STAT 224 Notes | deblina

These are notes for STAT 224: Applied Regression Analysis, taught by James Dignam.

Lecture 3

F-Test tests whether all the coefficients are simultaneously 0
Standardized residuals residuals have mean 0 and variance 1 and are dependent also
Internally studentized residuals are approx. normal and have mean 0 and variance 1

Ordinal and nominal categorical variables
- Represented in regression by dummy/indicator variables
Different categories need to be mutually exclusive
Omitted category is the base/control/reference category
Don’t keep interactions in the model without the corresponding main effects in the model (talk about effects of both, they go together now)

Confounder is variable related to the predictor of interest and causally related to outcome but not in the causal pathway
Temporal ordering necessary in causal relationships
Effect modifiers are factors related to both predictors and response (they modify the strength of the association)
Control of confounding is key in explanatory modeling
- positive confounders overestimates the effect and vice versa

When linear regression assumptions violated, tranform
- When transforming, all estimates and confidence intervals are expressed in that scale
Different violations call for different transformations
- non-normality is the least serious violation
- log transformation works when process/relationship is on a multiplicative scale
- square root form can have more stable variance over values
- Box-Cox Transformation is power transformation (find lambda)
- Rank order preserving
- $\lambda = -1$ is an inverse transform etc.
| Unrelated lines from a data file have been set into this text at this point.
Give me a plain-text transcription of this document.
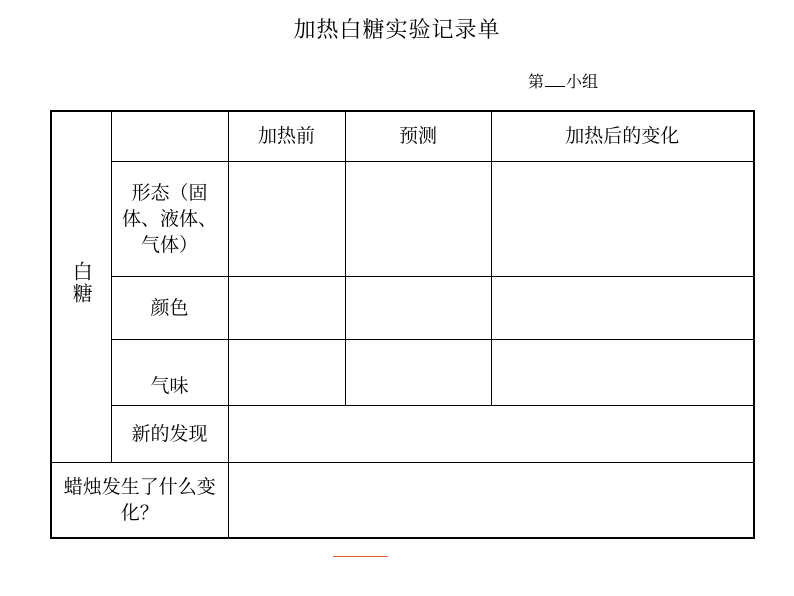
加热白糖实验记录单
第 小组
白糖		加热前	预测	加热后的变化
	形态（固体、液体、气体）			
	颜色			
	气味			
	新的发现			

蜡烛发生了什么变化？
Logit transform percentages ($\text{logit}(p)) = \log\frac{p}{1-p}$)
Reasons to transform:
- Unequal variance in the response variable
- Response variable not normally distributed (distribution the variable comes from has variance related to the mean)
Weighted Lease Squares (WLS) permits differential influence of data points
Autocorrelation is when error terms are correlated
- Still apparent randomness among the residuals, but some kind of serial pattern that suggests lack of independence (implies heteroscedasticity)
- Same observations in different time periods
- Spatially close observations
- Experiments run in batches
Durbin-Watson Test detects serial correlation
Cochrane-Orcutt transformation corrects for autocorrelated errors

Multicollinearity is when some or all predictors in a model are correlated with each other
- Not an error; arises from the lack of independent information about predictor variables in the dataset
- Threatens interpretation that coefficient is the incrase in the mean of Y for one-unit increase in X
How much can we permit, and what do we do if there’s too much?
- All statistically independent means predictors are orthogonal
- If collinearity is strong and ignored, all CIs become larger and $\beta$s become unstable (change substantially when other variables are added/removed)
- Less of a concern for predictions; more of a concern for explaining a phenomenon
Signs of multicollinearity:
- F test is significant but all individual t-tests are nonsignificant
- A $\beta$ has opposite sign than expected
- General instability in estimates
- Large standard errors
Variance Inflation Factor (VIF), where J is a predictor $$\text{VIF} = \frac{1}{1-R_j^2}$$
- Greater than 10 is multicollinear by convention
What to do:
- Get more / better data
- Omit redundant variables
- Constrained regression
- Principal Components

Variable selection:
- forward selection (add predictor with highest correlation with Y, then add highest partial correlation),
- backward selection (begin with all predictors, remove one with smallest t statistic), stepwise selection (add predictor as in forward selection, consider omitting based on backward),
- common approach (choose significant variables, put in MLR and remove non-significant, repeat until no more removing criteria)
Residual Mean Square is related to $R^2$ [\text{RMS} = \frac{\text{SSE}}{n - p}]
Use AIC and BIC to see if models are nested or not (those metrics balance information extracted from the data and number of parameters)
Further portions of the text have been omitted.